Audience 3

Le prévenu, qui doit comparaître devant la chambre des appels correctionnels, est absent mais la présidente dit qu’il aurait reconnu tous les faits dont elle commence la synthèse : « M. Mohamed a ba non, pardon, Hamed c’est son patronyme, enfin je pense ».

Le prévenu a trois mentions sur son casier judiciaire pour des faits de violence, de rébellion ou d’outrage pour lesquels ils s’est déjà pris plusieurs mois de sursis assortis d’une obligation de soins et d’une obligation de travail. Il lui est reproché d’avoir résisté avec violence à une intervention des forces de police et de les avoir outragé en les affublant de quelques quolibets : « espèce de PD, connard, sale merde, fils de pute ». Le Tribunal correctionnel l’a condamné à deux mois fermes et à 100 euros de dommages et intérêts. Considérant que c’était un peu cher payé les trois insultes, il a fait appel.

Tout commence dans le bus, au cours d’un contrôle des agents de la compagnie de bus. Il n’a pas de titre, pas ses papiers d’identité et est alcoolisé. Les agents de contrôle appellent les forces de l’ordre qui le plaquent au sol – « il sera légèrement égratigné, sûrement en raison de ce plaquage » précise la présidente – puis l’emmènent au commissariat où, après avoir été placé en dégrisement, il refuse de sortir de cellule. Il était tellement « remonté » et « agité » qu’un policier aurait été « contraint » de « s’asseoir sur lui » (1) raconte sereinement la juge …

Il a déclaré dans sa déposition que les contrôleurs l’ont énervé car ils ne voulaient aucun arrangement de paiement ; il avait proposé de régler une partie de l’amende en liquide mais ça ne leur a pas suffi. Il a ajouté que « les policiers étaient agressifs et [le] menottaient beaucoup trop serré » et qu’il « s’énerve facilement quand il a bu, comme tout le monde ».

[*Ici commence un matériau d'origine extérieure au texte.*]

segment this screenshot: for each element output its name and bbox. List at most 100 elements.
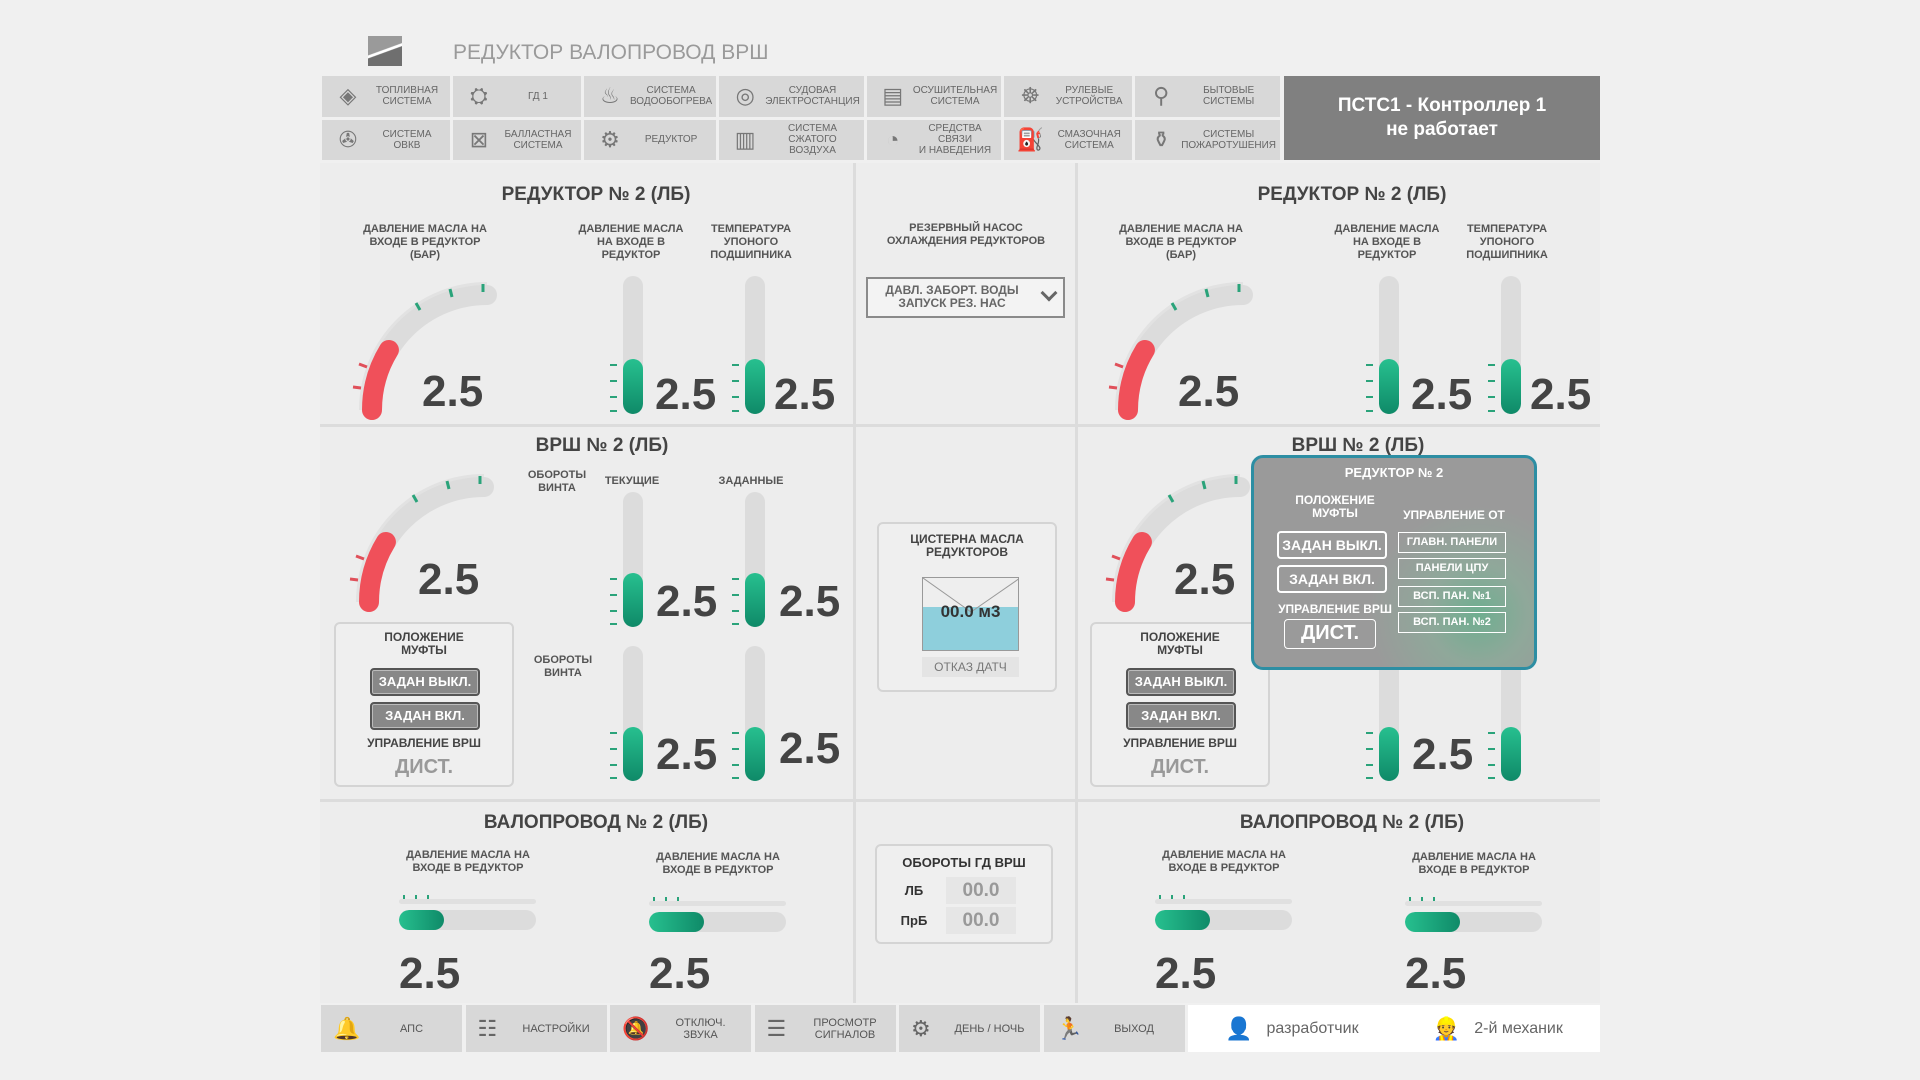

Le procureur requiert la confirmation de la peine de 2 mois, ce qui est « un minimum face à un comportement aussi inadmissible par rapport aux forces de l’ordre ».

Son avocate plaide qu’il n’est pas un « délinquant », que toutes ses condamnations se rapportent aux mêmes types de fait : il est violent lorsqu’il consomme de l’alcool. « Dans la vie, c’est un type normal, sympa pas violent mais quand il boit il ne se contrôle plus ». D’où sa conclusion : « c’est un type qui a sûrement besoin de soin et d’un suivi » mais, elle ne voit pas l’intérêt de le mettre en prison, « ni pour lui, ni pour la société ». Certes, « il est au RSA et ne contribue pas à la communauté mais ce n’est pas un délinquant ».

Point d’orgue de cette défense infaillible, alors que personne ne l’avait évoqué avant, l’avocate rappelle à la juge qu’il faudra aussi se prononcer sur la révocation du sursis prononcé à l’occasion de précédents procès … et d’envisager, du coup, un éventuel séjour à l’ombre !!

« La décision est remise à plus tard ! »

(1) : Méthode policière qui, bien que traditionnelle, n’en est pas moins théoriquement interdite.